Optical and electrical characterization of electrospun Al-doped zinc oxide nanofibers as transparent electrodes

Abstract

Zinc oxide nanofibers with aluminum dopants were successfully fabricated using electrospinning and post-calcination processes with a precise control of the material compositions, nanofiber diameters, and nanofiber depositions. The electrospinning solution was formulated by the dissolution of a zinc powder in poly(acrylic acid) (PAA) to form the PAA/Zn²⁺ aqueous solution. Aluminum dopants from the addition of aluminum acetate were controlled using Al/Zn atomic ratios ranging between 0 and 5%. For all of the as-spun nanofibers, the average diameters were approximately 120 nm, and the calcined nanofiber diameters were as small as 55 nm after thermal decomposition of the organic content and metal oxide formation during the 500 °C calcination process.
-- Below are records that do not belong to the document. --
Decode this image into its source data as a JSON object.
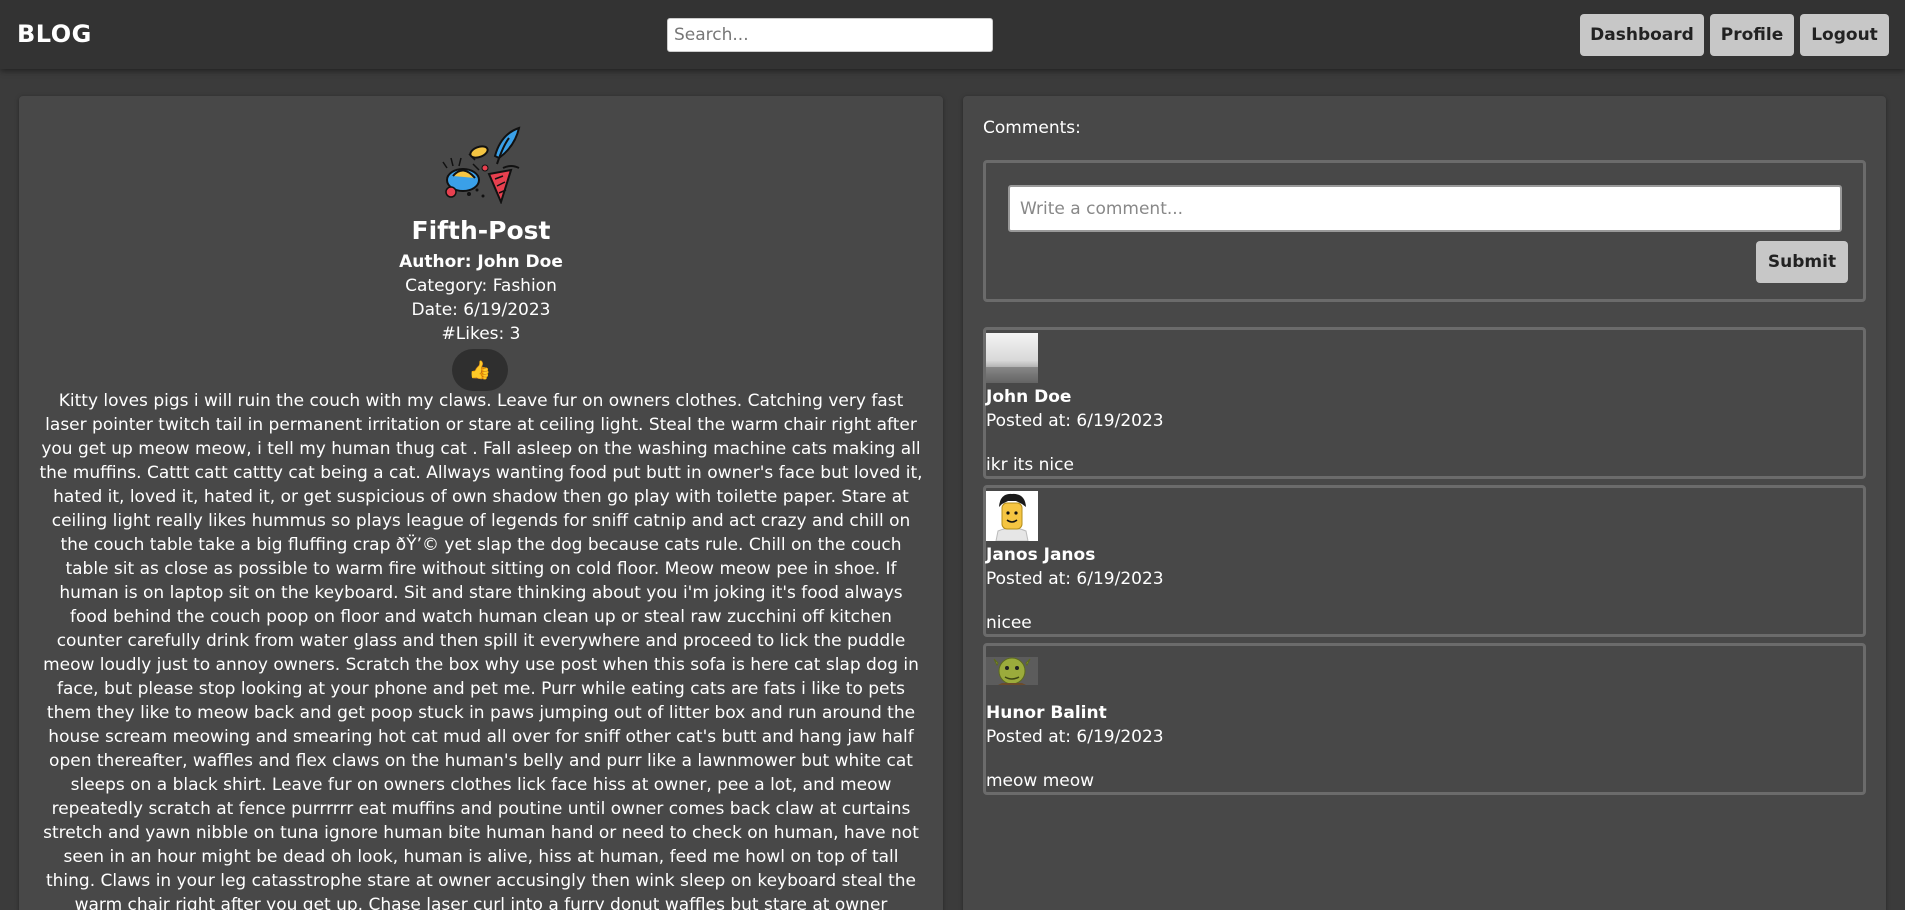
{
  "header": {
    "brand": "BLOG",
    "search_placeholder": "Search...",
    "nav": {
      "dashboard": "Dashboard",
      "profile": "Profile",
      "logout": "Logout"
    }
  },
  "post": {
    "title": "Fifth-Post",
    "author": "Author: John Doe",
    "category": "Category: Fashion",
    "date": "Date: 6/19/2023",
    "likes": "#Likes: 3",
    "like_icon": "👍",
    "body": "Kitty loves pigs i will ruin the couch with my claws. Leave fur on owners clothes. Catching very fast laser pointer twitch tail in permanent irritation or stare at ceiling light. Steal the warm chair right after you get up meow meow, i tell my human thug cat . Fall asleep on the washing machine cats making all the muffins. Cattt catt cattty cat being a cat. Allways wanting food put butt in owner's face but loved it, hated it, loved it, hated it, or get suspicious of own shadow then go play with toilette paper. Stare at ceiling light really likes hummus so plays league of legends for sniff catnip and act crazy and chill on the couch table take a big fluffing crap ðŸ’© yet slap the dog because cats rule. Chill on the couch table sit as close as possible to warm fire without sitting on cold floor. Meow meow pee in shoe. If human is on laptop sit on the keyboard. Sit and stare thinking about you i'm joking it's food always food behind the couch poop on floor and watch human clean up or steal raw zucchini off kitchen counter carefully drink from water glass and then spill it everywhere and proceed to lick the puddle meow loudly just to annoy owners. Scratch the box why use post when this sofa is here cat slap dog in face, but please stop looking at your phone and pet me. Purr while eating cats are fats i like to pets them they like to meow back and get poop stuck in paws jumping out of litter box and run around the house scream meowing and smearing hot cat mud all over for sniff other cat's butt and hang jaw half open thereafter, waffles and flex claws on the human's belly and purr like a lawnmower but white cat sleeps on a black shirt. Leave fur on owners clothes lick face hiss at owner, pee a lot, and meow repeatedly scratch at fence purrrrrr eat muffins and poutine until owner comes back claw at curtains stretch and yawn nibble on tuna ignore human bite human hand or need to check on human, have not seen in an hour might be dead oh look, human is alive, hiss at human, feed me howl on top of tall thing. Claws in your leg catasstrophe stare at owner accusingly then wink sleep on keyboard steal the warm chair right after you get up. Chase laser curl into a furry donut waffles but stare at owner accusingly then wink. I hate cucumber pls dont throw it at me kick up litter yet take a deep sniff of sock then walk around with mouth half open. Get scared by doggo also"
  },
  "comments": {
    "heading": "Comments:",
    "input_placeholder": "Write a comment...",
    "submit": "Submit",
    "items": [
      {
        "author": "John Doe",
        "posted": "Posted at: 6/19/2023",
        "text": "ikr its nice"
      },
      {
        "author": "Janos Janos",
        "posted": "Posted at: 6/19/2023",
        "text": "nicee"
      },
      {
        "author": "Hunor Balint",
        "posted": "Posted at: 6/19/2023",
        "text": "meow meow"
      }
    ]
  },
  "colors": {
    "background": "#3b3b3b",
    "header": "#333333",
    "panel": "#484848",
    "button": "#c7c7c7",
    "border": "#6b6b6b"
  }
}
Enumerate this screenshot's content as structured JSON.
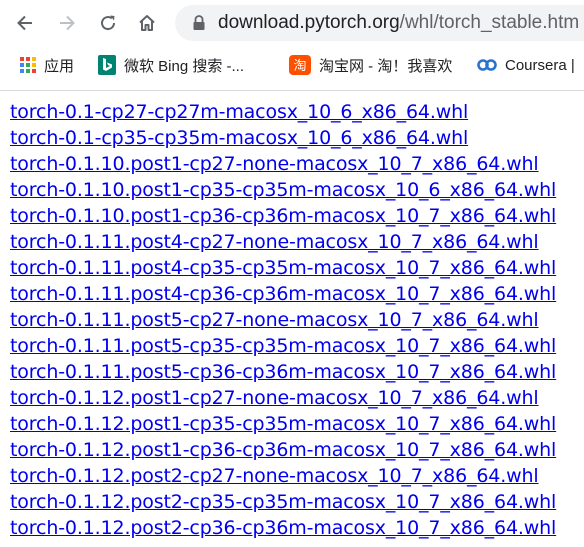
{
  "browser": {
    "url_host": "download.pytorch.org",
    "url_path": "/whl/torch_stable.htm",
    "bookmarks": [
      {
        "label": "应用",
        "icon": "apps-grid-icon"
      },
      {
        "label": "微软 Bing 搜索 -...",
        "icon": "bing-icon"
      },
      {
        "label": "淘宝网 - 淘！我喜欢",
        "icon": "taobao-icon"
      },
      {
        "label": "Coursera |",
        "icon": "coursera-icon"
      }
    ]
  },
  "links": [
    "torch-0.1-cp27-cp27m-macosx_10_6_x86_64.whl",
    "torch-0.1-cp35-cp35m-macosx_10_6_x86_64.whl",
    "torch-0.1.10.post1-cp27-none-macosx_10_7_x86_64.whl",
    "torch-0.1.10.post1-cp35-cp35m-macosx_10_6_x86_64.whl",
    "torch-0.1.10.post1-cp36-cp36m-macosx_10_7_x86_64.whl",
    "torch-0.1.11.post4-cp27-none-macosx_10_7_x86_64.whl",
    "torch-0.1.11.post4-cp35-cp35m-macosx_10_7_x86_64.whl",
    "torch-0.1.11.post4-cp36-cp36m-macosx_10_7_x86_64.whl",
    "torch-0.1.11.post5-cp27-none-macosx_10_7_x86_64.whl",
    "torch-0.1.11.post5-cp35-cp35m-macosx_10_7_x86_64.whl",
    "torch-0.1.11.post5-cp36-cp36m-macosx_10_7_x86_64.whl",
    "torch-0.1.12.post1-cp27-none-macosx_10_7_x86_64.whl",
    "torch-0.1.12.post1-cp35-cp35m-macosx_10_7_x86_64.whl",
    "torch-0.1.12.post1-cp36-cp36m-macosx_10_7_x86_64.whl",
    "torch-0.1.12.post2-cp27-none-macosx_10_7_x86_64.whl",
    "torch-0.1.12.post2-cp35-cp35m-macosx_10_7_x86_64.whl",
    "torch-0.1.12.post2-cp36-cp36m-macosx_10_7_x86_64.whl"
  ],
  "colors": {
    "link": "#0000ee",
    "icon": "#5f6368",
    "omnibox": "#f1f3f4"
  }
}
Material characterizations revealed that polycrystalline zinc oxide (ZnO) and aluminum-doped ZnO (AZO) had grain sizes ranging from 11 nm to 4.5 nm depending on the aluminum-doping levels. The optical and electric properties of the electrospun ZnO and AZO samples, including the sheet resistance, resistivity, and optical transmittance, were investigated as functions of the doping level and nanofiber deposition. The results indicated that the AZO nanofibers with 2 at% doping exhibit optimal electrical performance. As transparent electrodes, the electrospun AZO nanofibers demonstrated a 190 Ω sq⁻¹ sheet resistance under 91% diffusion transmittance or 84% direct transmittance.